Our goal is to design computational algorithms to represent people ditially, and to train machines to perceive humans from visual data.

We develop techniques in machine learning, computer graphics and computer vision to build generative 3D models of people.

We leverage visual data (3D/4D scans, videos, images) of real humans. In particular, we develop new visual computing methods to efficiently digitize the data, and new machine learning methods to create virtual people models. Such models should be compact, easy to use and should look and move like real people.

One of the fundamental problems in computer vision is to extract information about the 3D world from visual data, coming from a single camera for example.

In our group, we focus on the 3D recovery of people from visual input. To address this challenging problem, we investigate ways to combine deep learning methods with statistical body models and optimization.

In essence, we are teaching machines to see and perceive people.

IMUs or Inertial Measurement Units are small devices that can measure 3D orientation and acceleration. IMUs are becoming available on a large number of devices like phones and fitness watches.
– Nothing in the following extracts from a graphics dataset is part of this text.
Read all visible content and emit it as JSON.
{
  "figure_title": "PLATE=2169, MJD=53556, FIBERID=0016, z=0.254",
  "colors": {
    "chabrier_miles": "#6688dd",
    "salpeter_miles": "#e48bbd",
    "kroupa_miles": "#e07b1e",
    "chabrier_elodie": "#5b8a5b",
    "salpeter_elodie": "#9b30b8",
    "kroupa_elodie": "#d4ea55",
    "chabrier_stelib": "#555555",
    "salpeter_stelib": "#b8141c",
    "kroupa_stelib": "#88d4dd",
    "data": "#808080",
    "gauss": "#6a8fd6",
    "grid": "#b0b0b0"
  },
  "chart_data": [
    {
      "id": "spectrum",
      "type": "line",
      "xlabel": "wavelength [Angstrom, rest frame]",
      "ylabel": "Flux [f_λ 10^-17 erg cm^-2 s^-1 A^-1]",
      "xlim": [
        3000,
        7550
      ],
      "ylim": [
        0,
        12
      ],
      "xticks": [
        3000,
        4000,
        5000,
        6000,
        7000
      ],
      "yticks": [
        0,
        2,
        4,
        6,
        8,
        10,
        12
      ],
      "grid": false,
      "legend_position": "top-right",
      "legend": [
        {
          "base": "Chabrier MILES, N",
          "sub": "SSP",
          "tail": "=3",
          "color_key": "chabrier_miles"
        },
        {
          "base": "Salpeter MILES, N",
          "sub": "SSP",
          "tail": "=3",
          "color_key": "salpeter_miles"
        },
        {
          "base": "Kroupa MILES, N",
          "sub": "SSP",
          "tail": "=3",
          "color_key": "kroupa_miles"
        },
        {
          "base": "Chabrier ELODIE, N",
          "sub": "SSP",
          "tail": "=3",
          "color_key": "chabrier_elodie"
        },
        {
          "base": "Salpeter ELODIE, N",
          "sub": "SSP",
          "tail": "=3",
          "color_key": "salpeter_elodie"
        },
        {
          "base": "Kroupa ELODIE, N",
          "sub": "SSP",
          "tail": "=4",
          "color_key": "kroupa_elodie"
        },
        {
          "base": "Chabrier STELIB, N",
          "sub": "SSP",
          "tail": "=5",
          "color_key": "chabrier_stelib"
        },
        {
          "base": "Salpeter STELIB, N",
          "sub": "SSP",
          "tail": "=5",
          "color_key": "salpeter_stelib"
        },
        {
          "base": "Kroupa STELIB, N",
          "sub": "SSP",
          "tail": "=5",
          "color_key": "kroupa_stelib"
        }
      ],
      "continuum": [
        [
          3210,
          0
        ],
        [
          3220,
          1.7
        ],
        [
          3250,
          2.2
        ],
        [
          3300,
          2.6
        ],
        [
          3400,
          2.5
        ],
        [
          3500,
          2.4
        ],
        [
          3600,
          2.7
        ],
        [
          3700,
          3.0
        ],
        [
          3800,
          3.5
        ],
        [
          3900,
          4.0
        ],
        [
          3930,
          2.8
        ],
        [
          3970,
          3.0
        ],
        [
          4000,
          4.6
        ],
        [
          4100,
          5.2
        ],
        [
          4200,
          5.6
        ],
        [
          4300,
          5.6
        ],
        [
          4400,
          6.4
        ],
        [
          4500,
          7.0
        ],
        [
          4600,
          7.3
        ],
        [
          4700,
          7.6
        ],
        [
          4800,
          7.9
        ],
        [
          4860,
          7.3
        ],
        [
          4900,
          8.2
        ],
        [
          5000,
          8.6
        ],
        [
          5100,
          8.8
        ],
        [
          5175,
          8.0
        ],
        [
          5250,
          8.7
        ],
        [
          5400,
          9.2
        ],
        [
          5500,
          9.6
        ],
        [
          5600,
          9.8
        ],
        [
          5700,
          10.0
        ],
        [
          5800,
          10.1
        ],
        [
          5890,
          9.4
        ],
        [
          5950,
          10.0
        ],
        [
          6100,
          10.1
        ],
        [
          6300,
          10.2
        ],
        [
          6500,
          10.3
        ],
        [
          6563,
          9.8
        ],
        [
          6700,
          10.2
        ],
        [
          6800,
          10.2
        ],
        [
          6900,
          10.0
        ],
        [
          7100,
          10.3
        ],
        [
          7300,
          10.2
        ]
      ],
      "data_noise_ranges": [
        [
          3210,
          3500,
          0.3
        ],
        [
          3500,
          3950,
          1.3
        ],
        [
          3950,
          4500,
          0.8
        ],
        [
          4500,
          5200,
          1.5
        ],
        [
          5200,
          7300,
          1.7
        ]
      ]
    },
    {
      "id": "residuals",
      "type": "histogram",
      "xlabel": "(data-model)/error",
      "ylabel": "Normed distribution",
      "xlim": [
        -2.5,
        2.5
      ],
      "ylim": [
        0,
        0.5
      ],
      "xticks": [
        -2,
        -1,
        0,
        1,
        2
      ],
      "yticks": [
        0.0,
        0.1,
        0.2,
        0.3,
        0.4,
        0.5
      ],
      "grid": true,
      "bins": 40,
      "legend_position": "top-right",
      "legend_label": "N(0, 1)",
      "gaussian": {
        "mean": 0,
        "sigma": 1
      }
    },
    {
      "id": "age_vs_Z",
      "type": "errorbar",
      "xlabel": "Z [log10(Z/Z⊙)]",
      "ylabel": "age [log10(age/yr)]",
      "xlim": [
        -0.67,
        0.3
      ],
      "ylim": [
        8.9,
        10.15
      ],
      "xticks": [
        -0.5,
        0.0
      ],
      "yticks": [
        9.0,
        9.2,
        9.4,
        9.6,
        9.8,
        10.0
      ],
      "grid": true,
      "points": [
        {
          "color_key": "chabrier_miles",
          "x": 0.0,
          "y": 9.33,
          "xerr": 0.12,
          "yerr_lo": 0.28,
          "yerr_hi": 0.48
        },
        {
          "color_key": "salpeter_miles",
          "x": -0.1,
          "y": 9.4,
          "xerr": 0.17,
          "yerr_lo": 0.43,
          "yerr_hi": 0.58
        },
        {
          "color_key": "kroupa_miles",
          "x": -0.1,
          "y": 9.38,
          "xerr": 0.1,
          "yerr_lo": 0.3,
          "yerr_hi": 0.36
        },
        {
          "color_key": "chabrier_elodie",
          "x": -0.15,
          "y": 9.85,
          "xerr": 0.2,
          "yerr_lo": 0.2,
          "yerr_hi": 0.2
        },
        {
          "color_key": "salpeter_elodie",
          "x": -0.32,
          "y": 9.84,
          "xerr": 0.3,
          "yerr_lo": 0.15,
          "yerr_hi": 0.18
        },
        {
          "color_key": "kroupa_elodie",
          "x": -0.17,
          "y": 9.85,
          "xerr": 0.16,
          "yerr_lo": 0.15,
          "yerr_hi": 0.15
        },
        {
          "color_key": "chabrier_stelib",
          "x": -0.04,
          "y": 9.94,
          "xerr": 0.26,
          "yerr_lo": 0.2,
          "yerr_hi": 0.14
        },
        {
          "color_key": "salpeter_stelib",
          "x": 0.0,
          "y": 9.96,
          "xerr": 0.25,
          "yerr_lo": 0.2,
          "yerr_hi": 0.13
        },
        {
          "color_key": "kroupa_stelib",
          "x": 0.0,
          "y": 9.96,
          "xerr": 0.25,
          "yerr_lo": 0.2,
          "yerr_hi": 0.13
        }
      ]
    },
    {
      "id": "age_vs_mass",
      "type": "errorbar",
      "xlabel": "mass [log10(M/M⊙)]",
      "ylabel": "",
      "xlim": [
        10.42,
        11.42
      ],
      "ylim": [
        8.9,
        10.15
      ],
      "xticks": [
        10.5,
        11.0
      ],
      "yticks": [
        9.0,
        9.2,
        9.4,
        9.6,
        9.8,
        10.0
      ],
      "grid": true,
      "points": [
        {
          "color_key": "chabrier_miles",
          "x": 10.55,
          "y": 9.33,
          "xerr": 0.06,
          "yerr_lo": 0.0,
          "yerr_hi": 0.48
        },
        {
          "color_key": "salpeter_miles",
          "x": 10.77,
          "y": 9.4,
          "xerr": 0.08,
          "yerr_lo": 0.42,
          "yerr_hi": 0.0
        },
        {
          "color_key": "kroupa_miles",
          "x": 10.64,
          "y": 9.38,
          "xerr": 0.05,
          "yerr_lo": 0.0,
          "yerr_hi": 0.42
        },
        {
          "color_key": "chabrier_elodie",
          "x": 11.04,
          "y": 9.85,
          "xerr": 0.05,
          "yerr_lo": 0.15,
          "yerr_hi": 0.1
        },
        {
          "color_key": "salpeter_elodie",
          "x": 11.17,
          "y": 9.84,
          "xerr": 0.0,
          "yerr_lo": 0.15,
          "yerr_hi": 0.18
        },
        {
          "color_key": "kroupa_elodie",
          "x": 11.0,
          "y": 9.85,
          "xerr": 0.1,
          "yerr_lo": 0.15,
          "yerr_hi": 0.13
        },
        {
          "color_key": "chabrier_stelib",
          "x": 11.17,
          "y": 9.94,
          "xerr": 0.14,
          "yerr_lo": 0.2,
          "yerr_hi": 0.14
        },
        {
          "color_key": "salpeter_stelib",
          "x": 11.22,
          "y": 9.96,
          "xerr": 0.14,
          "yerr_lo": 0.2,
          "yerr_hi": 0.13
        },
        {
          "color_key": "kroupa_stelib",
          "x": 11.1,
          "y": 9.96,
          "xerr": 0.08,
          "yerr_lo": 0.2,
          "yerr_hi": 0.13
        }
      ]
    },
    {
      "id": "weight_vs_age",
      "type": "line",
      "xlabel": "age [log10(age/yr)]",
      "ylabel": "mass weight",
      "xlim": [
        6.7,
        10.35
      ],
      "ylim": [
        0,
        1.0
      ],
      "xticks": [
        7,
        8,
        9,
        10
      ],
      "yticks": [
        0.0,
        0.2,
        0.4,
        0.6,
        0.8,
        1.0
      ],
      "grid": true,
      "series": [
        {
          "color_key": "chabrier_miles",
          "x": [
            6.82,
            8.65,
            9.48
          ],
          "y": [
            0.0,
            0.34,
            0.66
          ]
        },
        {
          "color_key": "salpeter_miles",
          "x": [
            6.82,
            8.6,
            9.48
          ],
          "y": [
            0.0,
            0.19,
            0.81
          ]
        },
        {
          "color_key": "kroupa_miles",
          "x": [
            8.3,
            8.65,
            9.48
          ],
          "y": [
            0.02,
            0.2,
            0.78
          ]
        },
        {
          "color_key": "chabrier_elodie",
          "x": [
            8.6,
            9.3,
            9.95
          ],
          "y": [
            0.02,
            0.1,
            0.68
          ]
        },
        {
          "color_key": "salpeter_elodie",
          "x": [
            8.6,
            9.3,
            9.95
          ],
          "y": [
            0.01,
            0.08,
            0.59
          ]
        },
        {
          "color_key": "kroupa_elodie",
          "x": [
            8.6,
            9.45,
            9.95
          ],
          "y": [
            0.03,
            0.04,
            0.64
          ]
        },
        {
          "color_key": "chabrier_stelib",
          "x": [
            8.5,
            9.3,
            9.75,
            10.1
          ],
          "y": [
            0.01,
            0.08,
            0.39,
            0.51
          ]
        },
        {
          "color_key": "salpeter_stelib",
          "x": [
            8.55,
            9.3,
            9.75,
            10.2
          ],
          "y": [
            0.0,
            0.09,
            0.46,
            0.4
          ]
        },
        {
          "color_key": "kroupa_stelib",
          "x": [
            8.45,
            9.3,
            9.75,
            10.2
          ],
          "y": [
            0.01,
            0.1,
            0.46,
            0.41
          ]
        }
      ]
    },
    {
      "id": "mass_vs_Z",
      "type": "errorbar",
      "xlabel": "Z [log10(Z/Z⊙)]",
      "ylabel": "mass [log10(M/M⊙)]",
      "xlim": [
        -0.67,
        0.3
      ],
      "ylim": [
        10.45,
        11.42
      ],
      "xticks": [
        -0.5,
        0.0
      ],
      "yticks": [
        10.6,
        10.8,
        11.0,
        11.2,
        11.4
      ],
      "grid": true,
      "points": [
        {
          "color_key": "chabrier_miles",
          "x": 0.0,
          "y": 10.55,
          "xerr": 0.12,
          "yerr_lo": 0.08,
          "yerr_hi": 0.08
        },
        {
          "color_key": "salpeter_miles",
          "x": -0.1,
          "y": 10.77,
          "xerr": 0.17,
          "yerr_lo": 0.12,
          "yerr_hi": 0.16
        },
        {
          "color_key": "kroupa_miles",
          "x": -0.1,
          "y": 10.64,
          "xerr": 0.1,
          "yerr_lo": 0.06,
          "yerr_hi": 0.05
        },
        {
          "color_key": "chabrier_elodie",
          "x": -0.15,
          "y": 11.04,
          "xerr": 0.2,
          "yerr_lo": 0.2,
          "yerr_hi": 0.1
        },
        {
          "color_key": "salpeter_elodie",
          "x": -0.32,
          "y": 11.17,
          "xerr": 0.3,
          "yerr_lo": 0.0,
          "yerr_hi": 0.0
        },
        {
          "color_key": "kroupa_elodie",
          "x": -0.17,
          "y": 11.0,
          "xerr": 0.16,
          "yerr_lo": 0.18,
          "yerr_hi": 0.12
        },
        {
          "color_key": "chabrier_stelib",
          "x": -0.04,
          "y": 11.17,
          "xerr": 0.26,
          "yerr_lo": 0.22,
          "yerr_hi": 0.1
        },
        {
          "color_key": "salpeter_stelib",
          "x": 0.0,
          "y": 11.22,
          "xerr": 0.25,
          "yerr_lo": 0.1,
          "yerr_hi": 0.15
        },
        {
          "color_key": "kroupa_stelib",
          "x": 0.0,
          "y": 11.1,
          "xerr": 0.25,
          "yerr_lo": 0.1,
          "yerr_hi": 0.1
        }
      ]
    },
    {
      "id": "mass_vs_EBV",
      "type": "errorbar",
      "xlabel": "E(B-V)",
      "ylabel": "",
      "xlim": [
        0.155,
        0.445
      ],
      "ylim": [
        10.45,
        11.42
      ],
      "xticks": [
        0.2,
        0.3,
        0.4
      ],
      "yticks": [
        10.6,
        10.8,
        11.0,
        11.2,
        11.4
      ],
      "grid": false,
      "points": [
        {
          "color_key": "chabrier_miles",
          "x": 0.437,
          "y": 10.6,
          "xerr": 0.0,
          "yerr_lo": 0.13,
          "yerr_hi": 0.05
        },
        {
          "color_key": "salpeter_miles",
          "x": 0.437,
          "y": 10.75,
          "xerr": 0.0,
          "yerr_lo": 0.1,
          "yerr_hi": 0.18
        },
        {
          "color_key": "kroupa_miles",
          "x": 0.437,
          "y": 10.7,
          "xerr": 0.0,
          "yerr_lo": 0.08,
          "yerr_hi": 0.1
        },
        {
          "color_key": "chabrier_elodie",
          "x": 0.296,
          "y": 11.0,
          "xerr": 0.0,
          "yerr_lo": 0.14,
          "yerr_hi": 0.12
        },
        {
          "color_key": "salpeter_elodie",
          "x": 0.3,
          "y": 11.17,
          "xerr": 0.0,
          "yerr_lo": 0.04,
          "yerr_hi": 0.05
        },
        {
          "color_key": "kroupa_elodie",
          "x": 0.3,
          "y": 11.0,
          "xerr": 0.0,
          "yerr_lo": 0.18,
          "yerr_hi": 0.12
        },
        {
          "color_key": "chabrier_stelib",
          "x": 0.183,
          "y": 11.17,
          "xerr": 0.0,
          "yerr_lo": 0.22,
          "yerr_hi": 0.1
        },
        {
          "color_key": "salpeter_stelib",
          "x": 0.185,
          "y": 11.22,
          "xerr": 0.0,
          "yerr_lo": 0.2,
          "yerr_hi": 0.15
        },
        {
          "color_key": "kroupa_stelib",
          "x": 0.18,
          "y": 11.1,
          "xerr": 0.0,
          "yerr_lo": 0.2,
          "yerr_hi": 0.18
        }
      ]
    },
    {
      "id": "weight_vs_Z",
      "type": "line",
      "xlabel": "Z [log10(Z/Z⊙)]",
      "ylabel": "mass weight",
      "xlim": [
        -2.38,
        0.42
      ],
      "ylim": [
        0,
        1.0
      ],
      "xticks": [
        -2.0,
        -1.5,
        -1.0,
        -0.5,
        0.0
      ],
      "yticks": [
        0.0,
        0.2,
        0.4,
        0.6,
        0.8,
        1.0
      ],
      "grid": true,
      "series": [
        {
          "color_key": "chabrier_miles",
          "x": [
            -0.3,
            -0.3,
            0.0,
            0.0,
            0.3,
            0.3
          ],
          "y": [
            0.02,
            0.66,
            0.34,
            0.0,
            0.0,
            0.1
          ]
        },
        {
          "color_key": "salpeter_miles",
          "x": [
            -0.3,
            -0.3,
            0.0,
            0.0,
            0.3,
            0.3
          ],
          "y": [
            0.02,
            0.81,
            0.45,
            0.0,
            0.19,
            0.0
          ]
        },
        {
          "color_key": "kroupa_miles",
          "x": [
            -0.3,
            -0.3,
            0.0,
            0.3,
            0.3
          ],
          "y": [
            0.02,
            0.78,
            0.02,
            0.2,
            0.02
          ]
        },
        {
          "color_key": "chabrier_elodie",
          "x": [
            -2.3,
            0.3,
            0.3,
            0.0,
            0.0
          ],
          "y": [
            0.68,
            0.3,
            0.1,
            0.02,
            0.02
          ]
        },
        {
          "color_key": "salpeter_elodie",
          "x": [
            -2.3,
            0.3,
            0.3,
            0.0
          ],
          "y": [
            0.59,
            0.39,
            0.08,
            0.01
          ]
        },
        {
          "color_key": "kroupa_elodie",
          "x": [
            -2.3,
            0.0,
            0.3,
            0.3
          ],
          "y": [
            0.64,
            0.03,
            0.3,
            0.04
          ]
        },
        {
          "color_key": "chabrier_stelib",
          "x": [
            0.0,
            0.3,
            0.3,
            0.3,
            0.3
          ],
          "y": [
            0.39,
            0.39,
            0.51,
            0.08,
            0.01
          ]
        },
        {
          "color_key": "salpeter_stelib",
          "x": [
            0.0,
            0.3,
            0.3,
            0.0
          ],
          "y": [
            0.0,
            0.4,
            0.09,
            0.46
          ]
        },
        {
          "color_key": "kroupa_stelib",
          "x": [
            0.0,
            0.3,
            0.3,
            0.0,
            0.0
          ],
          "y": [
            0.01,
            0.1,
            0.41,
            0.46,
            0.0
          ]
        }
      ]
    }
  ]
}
Our research is focused on methods to infer 3D human motion using IMUs attached at different body parts. To make it practical we use as few sensors as possible -- sometimes as few as four. This makes the problem very hard and underconstrained. Furthermore, IMUs are noisy and suffer from drift. Therefore, we work on robust optimization and learning algorithms that leverage prior knowledge about humans via statistical human body models. We develop sensor fusion algorithms to combine IMU with video input.